Francesca's Holdings Corporation announced consolidated earnings results for the second quarter and six months ended August 4, 2018. For the quarter, the company reported net sales of USD 113,025,000 compared to USD 119,707,000 a year ago. Income from operations was USD 830,000 compared to USD 11,839,000 a year ago. Income before income taxes was USD 820,000 compared to USD 11,848,000 a year ago. Net income was USD 454,000 or USD 0.01 per diluted share compared to USD 7,263,000 or USD 0.20 per diluted share a year ago.

For the six months, the company reported net sales of USD 213,430,000 compared to USD 11227,396,000 a year ago. Loss from operations was USD 3,690,000 compared to profit of USD 19,145,000 a year ago. Loss before income taxes was USD 3,667,000 compared to profit of USD 19,112,000 a year ago. Net loss was USD 3,431,000 or USD 0.10 per diluted share compared to profit of USD 11,596,000 or USD 0.32 per diluted share a year ago. Net cash provided by operating activities was USD 10,936,000 against USD 8,454,000 a year ago. Purchases of property and equipment were USD 14,436,000 against USD 12,890,000 a year ago.

For the third quarter ending November 3, 2018, net sales are expected to be in the range of USD 105 million to USD 110 million, assuming a comparable sales decrease of 3% to 8% compared to the prior year decrease of 18%. The company plans to open one new boutique and close three existing boutiques during the third quarter. The company expects a diluted loss per share of USD 0.03 to diluted earnings per share of USD 0.02. The tax rate for the third quarter is expected to be 35%.

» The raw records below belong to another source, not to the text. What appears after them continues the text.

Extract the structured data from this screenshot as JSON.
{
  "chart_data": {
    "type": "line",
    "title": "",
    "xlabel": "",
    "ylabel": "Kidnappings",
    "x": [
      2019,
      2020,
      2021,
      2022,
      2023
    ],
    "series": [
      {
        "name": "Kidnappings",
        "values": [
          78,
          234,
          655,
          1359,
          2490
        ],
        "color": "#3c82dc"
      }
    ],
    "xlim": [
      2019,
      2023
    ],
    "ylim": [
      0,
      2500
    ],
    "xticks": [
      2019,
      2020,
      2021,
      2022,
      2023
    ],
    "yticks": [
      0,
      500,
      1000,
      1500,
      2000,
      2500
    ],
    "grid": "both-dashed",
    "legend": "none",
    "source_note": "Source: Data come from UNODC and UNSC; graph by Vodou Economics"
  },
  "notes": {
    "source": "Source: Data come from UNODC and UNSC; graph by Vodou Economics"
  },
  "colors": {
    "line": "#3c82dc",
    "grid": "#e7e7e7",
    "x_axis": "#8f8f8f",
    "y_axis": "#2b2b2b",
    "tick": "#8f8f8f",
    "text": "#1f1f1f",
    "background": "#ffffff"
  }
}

For the fiscal year ending February 2, 2019, net sales are now expected to be in the range of USD 453 million to USD 463 million; assuming a comparable sales decrease of 8% to 10% compared to the prior year decrease of 11% in comparable sales. Diluted earnings per share are expected to be in the range of USD 0.15 to USD 0.25 compared to prior year diluted earnings per share of USD 0.43. This also compares to prior year adjusted diluted earnings per share of USD 0.52, which excludes the USD 3.3 million, or USD 0.09 per diluted share, charge related to the re-measurement of the company's deferred tax assets. Capital expenditures for fiscal year 2018 are still expected to be approximately USD 30 million, including USD 22 million for the 80 to 85 refreshes and 34 new boutiques. The remainder of CapEx will be spent or has been spent on the company's new warehouse management system, loyalty program and other technology and corporate investments that support short-term improvement and long-term growth. Depreciation for the full year is expected to be approximately USD 25 million. The company is looking for some free cash flow in the year. Gross margin as a percentage of sales is expected to decline due to occupancy deleverage. Merchandise margins are expected to be flattish.